Fog brings chaos to airport
An “unseasonal and untimely” fog wreaked havoc at Delhi airport on Sunday morning, delaying more than 60 flights. The chaos spiralled into the rest of the day, and by late evening, four fights had been cancelled and 14 diverted. Frustrated, harassed passengers crowded the domestic terminal, waiting endlessly for their flights. Aircraft hovered overhead for up to an hour each, waiting to land. The airlines, airport authorities and ATC were, as usual, not prepared to handle the situation.
Only one runway was operational — the other is not CAT III B (instrument landing system that allows planes to land and take off in poor visibility) compliant. “We use only runway 28/10 when there is low visibility... It is CAT compliant. But since airlines do not train their pilots on the CAT III system, even the runway that was operational was not used optimally,” said an airport official.

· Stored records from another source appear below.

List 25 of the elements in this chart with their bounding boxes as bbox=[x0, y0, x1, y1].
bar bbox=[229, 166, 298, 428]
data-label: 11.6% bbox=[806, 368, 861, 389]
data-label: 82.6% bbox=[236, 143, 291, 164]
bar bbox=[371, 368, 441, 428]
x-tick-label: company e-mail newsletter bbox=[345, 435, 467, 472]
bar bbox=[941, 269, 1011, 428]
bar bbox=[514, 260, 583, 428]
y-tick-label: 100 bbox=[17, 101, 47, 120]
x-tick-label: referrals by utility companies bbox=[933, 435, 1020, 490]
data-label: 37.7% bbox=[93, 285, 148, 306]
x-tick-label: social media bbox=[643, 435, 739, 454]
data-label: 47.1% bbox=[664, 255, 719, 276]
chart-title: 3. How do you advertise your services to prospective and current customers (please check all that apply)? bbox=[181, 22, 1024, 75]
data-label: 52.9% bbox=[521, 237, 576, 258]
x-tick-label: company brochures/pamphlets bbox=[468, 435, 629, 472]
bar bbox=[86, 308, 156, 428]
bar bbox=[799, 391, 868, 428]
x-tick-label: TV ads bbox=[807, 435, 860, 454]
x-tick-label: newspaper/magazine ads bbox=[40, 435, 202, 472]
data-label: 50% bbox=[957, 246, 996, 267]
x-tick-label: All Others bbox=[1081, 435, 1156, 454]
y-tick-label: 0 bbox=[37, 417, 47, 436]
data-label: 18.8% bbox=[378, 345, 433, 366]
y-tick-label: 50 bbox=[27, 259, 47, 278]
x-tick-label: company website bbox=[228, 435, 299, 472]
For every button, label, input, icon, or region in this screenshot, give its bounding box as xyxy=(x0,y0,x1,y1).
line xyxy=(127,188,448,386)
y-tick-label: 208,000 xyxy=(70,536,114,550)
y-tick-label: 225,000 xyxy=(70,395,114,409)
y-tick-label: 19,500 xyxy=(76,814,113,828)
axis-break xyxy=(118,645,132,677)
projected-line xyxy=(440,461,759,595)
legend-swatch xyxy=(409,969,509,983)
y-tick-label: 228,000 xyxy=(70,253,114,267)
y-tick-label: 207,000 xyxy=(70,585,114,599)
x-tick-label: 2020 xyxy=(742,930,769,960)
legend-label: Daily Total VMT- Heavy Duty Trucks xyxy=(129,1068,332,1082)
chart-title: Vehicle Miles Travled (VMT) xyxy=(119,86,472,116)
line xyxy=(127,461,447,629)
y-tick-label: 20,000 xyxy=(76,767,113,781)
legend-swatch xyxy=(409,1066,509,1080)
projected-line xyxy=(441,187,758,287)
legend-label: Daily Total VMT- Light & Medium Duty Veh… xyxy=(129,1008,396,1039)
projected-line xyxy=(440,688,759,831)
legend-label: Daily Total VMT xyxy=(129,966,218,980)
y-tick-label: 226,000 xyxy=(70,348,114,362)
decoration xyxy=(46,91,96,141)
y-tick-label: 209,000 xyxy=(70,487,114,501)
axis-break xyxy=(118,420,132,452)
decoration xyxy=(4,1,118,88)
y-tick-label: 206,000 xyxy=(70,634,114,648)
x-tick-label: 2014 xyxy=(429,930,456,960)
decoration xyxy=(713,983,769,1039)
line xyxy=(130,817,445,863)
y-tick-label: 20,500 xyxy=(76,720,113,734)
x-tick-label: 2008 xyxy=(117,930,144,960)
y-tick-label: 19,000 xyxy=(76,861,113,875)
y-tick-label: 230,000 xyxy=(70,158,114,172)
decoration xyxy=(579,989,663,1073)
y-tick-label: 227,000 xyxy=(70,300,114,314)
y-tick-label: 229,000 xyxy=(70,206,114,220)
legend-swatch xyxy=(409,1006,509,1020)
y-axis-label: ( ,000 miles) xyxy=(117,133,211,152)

During the four hours when visibility was poorest on Sunday, only 44 flights operated with CAT IIIB. Forty-six others could not, because their pilots were not trained. Evidence was overwhelming that airlines have not been complying with the orders of the Directorate General of Civil Aviation (DGCA), requiring them to position a minimum strength of CAT III Instrument Landing System (ILS)-trained pilots to operate flights in low visibility conditions. Airlines have been arguing that training pilots is costly, and looking at the attrition rate in the industry, they cannot afford it.
The sufferers are, of course, the paying public. “The authorities are not prepared to handle even a single day of fog. I wonder what they will do if a situation like this persists for a few days,” said Amrita Singh, who was to board a flight to Kolkata early on Sunday morning.
“There was no information from the airline, no text message, nothing. The airport lounge was unbelievably crowded. The airport staff was of no help. Having handled so many foggy days, these people should have by now devised some sort of system to avoid chaos,” she added. Said an airport official: “Runway visibility dropped to 100 m at one point. The situation was crazy, and the backlog continued till late in the evening. Even evening flights were delayed by more than three hours.”